Bien sûr, cette interdiction ne s'est pas faite sans heurts. Un lobby pro-plastique, Save the Plastic Bag, a par exemple lancé une action en justice fin 2013, qui a depuis échoué. Les défenseurs du plastique arguent que ce dernier serait en réalité moins nocif pour l'environnement que les sacs en papier ou les sacs compostables, si l'on considère leur impact carbone. En outre, le prix de 10 centimes de dollar pièce ne serait pas suffisamment dissuasif. Justement, l'objectif d'augmenter le tarif pour qu'il atteigne un "quarter" (25 centimes de dollar) est bien visé depuis 2011 par l'agglomération californienne ainsi que par d'autres villes de l'Etat comme San José, mais elle n'est toujours pas appliquée.

Il n'en reste pas moins que San Francisco a montré le chemin. Non seulement une centaines d'autres villes ont suivi mais, désormais, c'est toute la Californie qui s'y est mise. Le jour où Anne Hidalgo annonçait son projet, le gouverneur démocrate de l'Etat le plus peuplé du pays, Jerry Brown, signait l'extension de cette interdiction à l'ensemble de l'Etat.

 Liste des villes ayant mis en place des limitations de l'utilisation des sacs plastiques autour de la Baie de San Francisco (source: https://www.savesfbay.org/banmap)

La réplique des lobbies

Si l'association des distributeurs californiens, une institution plus que centenaire qui regroupe 6.000 points de ventes, la soutient -le distributeur Target (mais pas Wal-Mart) ayant même apposé sa signature à une pétition en sa faveur-, des lobbies s'y sont opposés. A commencer par celui de l'industrie du plastique qui met en avant le risque pour les emplois. L'American Progressive Bag Alliance a, quant à elle, obtenu suffisamment de soutiens pour que la question soit soumise à un référendum. Or celui-ci sera organisé à l'occasion de l'élection présidentielle de novembre 2016.

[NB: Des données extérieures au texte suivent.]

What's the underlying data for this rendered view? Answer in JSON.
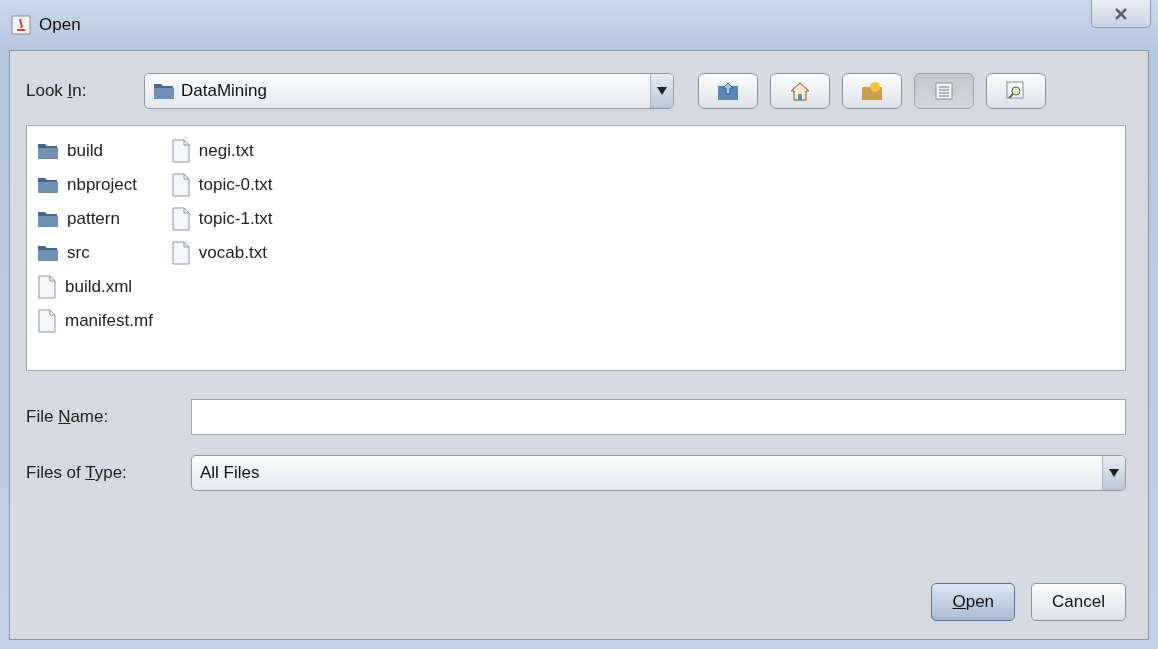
{
  "window": {
    "title": "Open"
  },
  "look_in": {
    "label": {
      "pre": "Look ",
      "key": "I",
      "post": "n:"
    },
    "value": "DataMining"
  },
  "toolbar": [
    {
      "kind": "up",
      "selected": false
    },
    {
      "kind": "home",
      "selected": false
    },
    {
      "kind": "new-folder",
      "selected": false
    },
    {
      "kind": "list",
      "selected": true
    },
    {
      "kind": "details",
      "selected": false
    }
  ],
  "files": [
    {
      "name": "build",
      "kind": "folder"
    },
    {
      "name": "nbproject",
      "kind": "folder"
    },
    {
      "name": "pattern",
      "kind": "folder"
    },
    {
      "name": "src",
      "kind": "folder"
    },
    {
      "name": "build.xml",
      "kind": "file"
    },
    {
      "name": "manifest.mf",
      "kind": "file"
    },
    {
      "name": "negi.txt",
      "kind": "file"
    },
    {
      "name": "topic-0.txt",
      "kind": "file"
    },
    {
      "name": "topic-1.txt",
      "kind": "file"
    },
    {
      "name": "vocab.txt",
      "kind": "file"
    }
  ],
  "file_name": {
    "label": {
      "pre": "File ",
      "key": "N",
      "post": "ame:"
    }
  },
  "files_of_type": {
    "label": {
      "pre": "Files of ",
      "key": "T",
      "post": "ype:"
    },
    "value": "All Files"
  },
  "buttons": [
    {
      "label": {
        "key": "O",
        "post": "pen"
      },
      "default": true
    },
    {
      "label": {
        "pre": "Cancel"
      },
      "default": false
    }
  ]
}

En attendant de vérifier si l'Etat se montre moins frileux que certaines de ses collectivités, l'exemple de San Francisco fait tâche d'huile hors des frontières de l'Amérique. Le cas du "Paris de l'Ouest" aurait ainsi compté parmi les "études comparatives menées" par l'exécutif parisien pour son projet, indique-t-on à la Mairie de Paris.

Ailleurs, toujours au niveau local, une généralisation de l'interdiction est déjà effective en Corse. Par ailleurs, de façon indépendante, des distributeurs s'y mettent qui communiquent ainsi sur leur action environnementale, sans que les effets réels soient quantifiés de façon globale et indépendante. Ainsi, E.Leclerc annonce-t-il que, depuis les mesures prises en 1996, la distribution de sacs plastiques a été divisée par 20. En outre, une étude régulièrement citée a été menée par le cabinet PwC en 2003 (et actualisée en 2005)... à la demande de Carrefour. Surtout, avec l'explosion des systèmes de drives en France, les sacs plastiques supprimés en bout des caisses ou bien devenus payant resurgissent dans les coffres des voitures. Et les projets pour les réduire restent rares. Monoprix par exemple réplique que "les sacs dédiés sont désormais fabriqués en plastique recyclé" et que "le client a la possibilité de les remettre au livreur lors d'une prochaine livraison". Encore faut-il qu'il n'oublie pas de le faire.

"Des tentatives de législations, il y en a eu beaucoup. Aucune n'a aboutit", rappelle enfin Catherine Larinier, membre de l'Agence régionale de l'environnement de Haute-Normandie qui suit le dossier depuis plusieurs années. Par exemple, ce projet de loi, qui visait une interdiction des sacs non biodégradables au 1er janvier 2010, et qui a été abandonné.